今回の契約では、ベーリンガーインゲルハイムはUKCFGTCに対し画期的な新薬開発に向けた様々な支援を行い、オックスフォードバイオメディカは遺伝子治療薬に用いるベクターの製造供給を行う旨を4者は公表しております。ベーリンガーインゲルハイムは開発期間中においてオプションを行使し、全世界を対象とした独占的ライセンス契約を締結する権利を有します。

本遺伝子治療薬には、当社100%子会社である株式会社IDファーマ(以下、「IDファーマ」という)が特許を所有するF/HNシュードタイプ化サル免疫不全ウイルスベクター(F/HN-SIV)(※4)技術をもとに、IDファーマとUKCFGTCが共同で開発したベクターが用いられています。
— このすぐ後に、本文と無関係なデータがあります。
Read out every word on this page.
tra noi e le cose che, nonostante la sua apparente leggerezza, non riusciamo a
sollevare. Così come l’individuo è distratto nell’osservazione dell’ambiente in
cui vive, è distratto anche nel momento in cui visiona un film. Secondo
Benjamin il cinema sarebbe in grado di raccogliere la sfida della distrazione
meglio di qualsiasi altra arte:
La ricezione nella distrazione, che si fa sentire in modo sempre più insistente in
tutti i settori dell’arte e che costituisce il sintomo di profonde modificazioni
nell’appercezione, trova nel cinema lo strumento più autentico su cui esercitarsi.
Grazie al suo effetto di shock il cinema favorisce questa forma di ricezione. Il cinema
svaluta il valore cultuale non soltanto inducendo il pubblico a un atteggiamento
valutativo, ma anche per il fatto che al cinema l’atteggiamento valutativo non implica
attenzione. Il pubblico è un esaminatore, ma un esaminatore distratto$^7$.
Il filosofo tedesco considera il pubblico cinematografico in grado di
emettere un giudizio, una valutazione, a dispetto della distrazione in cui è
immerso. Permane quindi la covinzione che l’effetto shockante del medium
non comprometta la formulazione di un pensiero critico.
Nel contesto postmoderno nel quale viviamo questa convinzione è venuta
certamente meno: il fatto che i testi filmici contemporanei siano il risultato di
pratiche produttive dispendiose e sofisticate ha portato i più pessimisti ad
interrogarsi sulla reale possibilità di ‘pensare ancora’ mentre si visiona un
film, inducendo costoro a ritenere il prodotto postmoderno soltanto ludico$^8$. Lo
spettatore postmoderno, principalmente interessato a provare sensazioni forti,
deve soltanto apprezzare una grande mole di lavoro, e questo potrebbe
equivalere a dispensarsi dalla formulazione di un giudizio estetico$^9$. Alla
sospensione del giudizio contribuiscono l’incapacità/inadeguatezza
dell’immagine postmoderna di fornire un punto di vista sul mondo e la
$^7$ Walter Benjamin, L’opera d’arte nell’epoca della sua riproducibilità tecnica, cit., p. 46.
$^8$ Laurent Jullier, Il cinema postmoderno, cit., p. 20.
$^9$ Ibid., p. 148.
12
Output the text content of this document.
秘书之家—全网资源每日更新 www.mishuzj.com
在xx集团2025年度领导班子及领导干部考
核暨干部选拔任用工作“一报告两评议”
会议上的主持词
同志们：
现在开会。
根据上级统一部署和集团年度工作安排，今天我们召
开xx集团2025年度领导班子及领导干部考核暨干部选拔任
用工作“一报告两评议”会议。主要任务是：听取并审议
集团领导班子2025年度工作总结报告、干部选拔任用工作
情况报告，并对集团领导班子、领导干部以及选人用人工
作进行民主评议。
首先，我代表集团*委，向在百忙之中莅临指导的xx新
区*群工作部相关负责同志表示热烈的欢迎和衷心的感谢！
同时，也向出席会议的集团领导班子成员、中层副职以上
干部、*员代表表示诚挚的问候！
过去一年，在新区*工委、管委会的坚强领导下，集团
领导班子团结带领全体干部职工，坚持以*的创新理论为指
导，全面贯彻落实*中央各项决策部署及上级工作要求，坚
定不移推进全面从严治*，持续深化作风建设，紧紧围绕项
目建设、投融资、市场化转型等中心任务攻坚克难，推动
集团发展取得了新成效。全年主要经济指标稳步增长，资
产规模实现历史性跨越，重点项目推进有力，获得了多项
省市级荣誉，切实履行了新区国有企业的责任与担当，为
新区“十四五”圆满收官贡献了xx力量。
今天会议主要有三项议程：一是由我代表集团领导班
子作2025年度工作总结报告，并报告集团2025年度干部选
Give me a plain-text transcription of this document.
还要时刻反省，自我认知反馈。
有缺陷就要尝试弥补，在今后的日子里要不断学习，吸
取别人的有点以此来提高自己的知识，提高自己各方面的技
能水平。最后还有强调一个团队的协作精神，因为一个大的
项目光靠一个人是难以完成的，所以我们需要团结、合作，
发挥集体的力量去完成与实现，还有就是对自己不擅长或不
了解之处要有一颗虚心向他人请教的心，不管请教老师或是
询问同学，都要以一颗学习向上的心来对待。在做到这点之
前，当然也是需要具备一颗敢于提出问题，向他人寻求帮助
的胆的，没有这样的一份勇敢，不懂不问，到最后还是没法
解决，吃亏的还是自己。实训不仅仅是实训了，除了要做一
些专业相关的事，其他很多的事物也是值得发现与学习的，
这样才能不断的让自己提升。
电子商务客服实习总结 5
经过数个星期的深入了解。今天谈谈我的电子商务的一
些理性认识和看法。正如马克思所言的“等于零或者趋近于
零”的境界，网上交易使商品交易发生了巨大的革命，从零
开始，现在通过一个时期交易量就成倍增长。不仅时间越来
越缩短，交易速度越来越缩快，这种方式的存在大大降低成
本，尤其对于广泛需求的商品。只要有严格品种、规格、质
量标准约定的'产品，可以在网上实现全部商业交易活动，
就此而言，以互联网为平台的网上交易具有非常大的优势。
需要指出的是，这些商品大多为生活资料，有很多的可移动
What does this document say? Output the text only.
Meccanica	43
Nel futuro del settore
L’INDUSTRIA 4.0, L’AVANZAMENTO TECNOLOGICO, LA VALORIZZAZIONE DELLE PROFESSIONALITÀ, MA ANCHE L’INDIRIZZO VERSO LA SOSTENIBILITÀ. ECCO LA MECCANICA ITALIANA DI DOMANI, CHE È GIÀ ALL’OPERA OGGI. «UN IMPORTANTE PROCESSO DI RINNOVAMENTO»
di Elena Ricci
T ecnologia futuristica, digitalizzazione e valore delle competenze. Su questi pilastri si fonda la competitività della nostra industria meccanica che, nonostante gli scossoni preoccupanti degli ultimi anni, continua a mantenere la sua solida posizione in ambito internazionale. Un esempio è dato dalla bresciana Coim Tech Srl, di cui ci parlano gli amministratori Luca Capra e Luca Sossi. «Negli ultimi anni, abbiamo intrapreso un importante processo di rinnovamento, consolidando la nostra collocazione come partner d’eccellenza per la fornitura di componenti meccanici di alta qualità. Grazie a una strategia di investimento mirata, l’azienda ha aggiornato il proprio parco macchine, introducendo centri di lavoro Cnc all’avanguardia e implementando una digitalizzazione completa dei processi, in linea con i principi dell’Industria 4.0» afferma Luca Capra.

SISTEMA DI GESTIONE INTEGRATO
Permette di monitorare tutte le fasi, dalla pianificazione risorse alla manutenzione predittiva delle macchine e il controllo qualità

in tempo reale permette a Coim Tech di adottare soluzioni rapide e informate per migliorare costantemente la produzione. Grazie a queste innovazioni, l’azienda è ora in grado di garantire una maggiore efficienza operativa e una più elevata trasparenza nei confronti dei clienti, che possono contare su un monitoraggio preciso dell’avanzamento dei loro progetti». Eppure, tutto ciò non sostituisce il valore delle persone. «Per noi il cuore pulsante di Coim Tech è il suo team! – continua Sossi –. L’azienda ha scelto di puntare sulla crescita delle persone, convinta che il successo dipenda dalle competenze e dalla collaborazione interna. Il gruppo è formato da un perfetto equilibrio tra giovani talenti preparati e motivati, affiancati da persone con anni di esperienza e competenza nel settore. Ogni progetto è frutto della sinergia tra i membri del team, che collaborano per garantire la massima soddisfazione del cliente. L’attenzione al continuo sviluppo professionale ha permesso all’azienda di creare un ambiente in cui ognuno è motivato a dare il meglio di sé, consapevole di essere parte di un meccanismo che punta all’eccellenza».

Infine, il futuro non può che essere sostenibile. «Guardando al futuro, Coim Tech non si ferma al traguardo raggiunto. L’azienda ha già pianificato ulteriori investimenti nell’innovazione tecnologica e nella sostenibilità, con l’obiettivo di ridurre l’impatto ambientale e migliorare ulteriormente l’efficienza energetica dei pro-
今回の契約によるIDファーマおよび当社の業績への影響はありませんが、ベーリンガーインゲルハイムがオプションを行使した場合には、IDファーマとUKCFGTC間の契約に基づき、ある一定割合のライセンス料を受け取ることとなります。ライセンス料の発生時期や金額等については、今後の開発の進捗やベーリンガーインゲルハイムとUKCFGTC間のライセンス契約等に影響を受けるものでありますので、詳細が決まり次第、必要に応じて公表してまいります。

 

IDファーマでは、主要技術であるセンダイウイルスベクターや今回のF/HN-SIV等のベクター技術等の高度な遺伝子導入技術を活用した遺伝子治療薬の開発を進めており、創業以来多くの研究機関・製薬企業と共同研究開発を進めてまいりました。今回のベーリンガーインゲルハイムとUKCFGTCらの共同研究開発の開始は、IDファーマのベクター技術の臨床応用の事例の1つとして捉えており、引き続き、技術の臨床応用拡大に向け事業を推進してまいります。

 

 

※1 英国嚢胞性線維症遺伝子治療コンソーシアム(The UK Cystic Fibrosis Gene Therapy Consortium, UKCFGTC):嚢胞性線維症の遺伝子治療の開発を目指して2001年に設立された共同運営体です。英国ロンドンのインペリアルカレッジ、オックスフォード大学、エジンバラ大学の3大学によって構成されています。IDファーマは2010年にUKCFGTCと共同研究開発契約を締結し、共同で嚢胞性線維症の遺伝子治療薬の研究開発を進めてきました。今回のベーリンガーインゲルハイムとの共同研究開発はその成果の一つに基づくものです。

 

※2 インペリアルイノベーションズ(Imperial Innovations):インペリアルカレッジ発の特許管理・技術移転会社であり、IDファーマがF/HN-SIV特許の実施を許諾しています。

 

※3 嚢胞性線維症(cystic fibrosis, CF):日本では非常にまれですが、白人に比較的高頻度で発生する常染色体劣勢遺伝の疾患で、全身の外分泌腺臓器の異常により呼吸器や消化器が障害され、最終的には死に至る非常に重篤な疾患です。気道上皮細胞に存在するCFTR(cystic fibrosis transmembrane conductance regulator)というATP依存性塩素イオンチャンネル分子の遺伝子に生じた変異により、CFTRの機能が損なわれることがその原因です。全身性の疾患ですが、水分代謝の異常による粘液の大量分泌による気道障害(呼吸困難、感染症)が主要な死因となっています。欧米における発症率はきわめて高く(特定の民族においては、新生児の2〜3千分の1)、成人に達する前に多くの患者様が亡くなっています。現在、根本的な治療法は存在せず、気道粘液分解薬、抗生物質などの対症療法に留まっているため、欧米において嚢胞性線維症は遺伝子治療の最重要標的の一つとなっています。

 

※4F/HNシュウドタイプ化サル免疫不全ウイルスベクター(F/HN-SIV):CFでは気道に大量の粘液が分泌されるため通常のベクターでは気道の細胞に遺伝子を送り込むことは極めて困難です。しかし、インペリアルカレッジとIDファーマとの共同研究により、センダイウイルスベクターは気道上皮細胞に高効率に、かつ厚い粘液層の影響をほとんど受けることなく遺伝子導入できることが示されたことから、センダイウイルスの細胞感染機能である表面タンパクFとHNを持つSIVベクターが作られました(本来のSIVの表面タンパクに代わってF/HNを持つため「シュードタイプ」と呼ばれます)。このF/HN-SIVは期待どおり粘膜層を通過して気道上皮細胞に遺伝子を導入できることが確認されています。今回の開発対象となる遺伝子治療薬は、F/HN-SIVに正常なCFTR遺伝子を搭載したもので、これにより正常なCFTR遺伝子を患者様の気道上皮細胞に届けることにより、遺伝的変異を受けたCFTRの機能を補います。それによって水代謝を改善し、CFの主要な死亡原因である呼吸障害を緩和し、感染症の発生を防ぐことが期待されます。

 

サル免疫不全ウイルス(SIV):レンチウイルスに属するRNAウイルスの一種。ヒト免疫不全ウイルス(HIV)の類縁ウイルスですがヒトでの病原性が無いため、遺伝子導入用のベクターとして開発されています。細胞内では染色体に組込まれるため、このベクターによって導入された遺伝子の発現は長期間にわたって持続します。このため、CFのような遺伝子の異常による疾患の治療に適していると考えられています。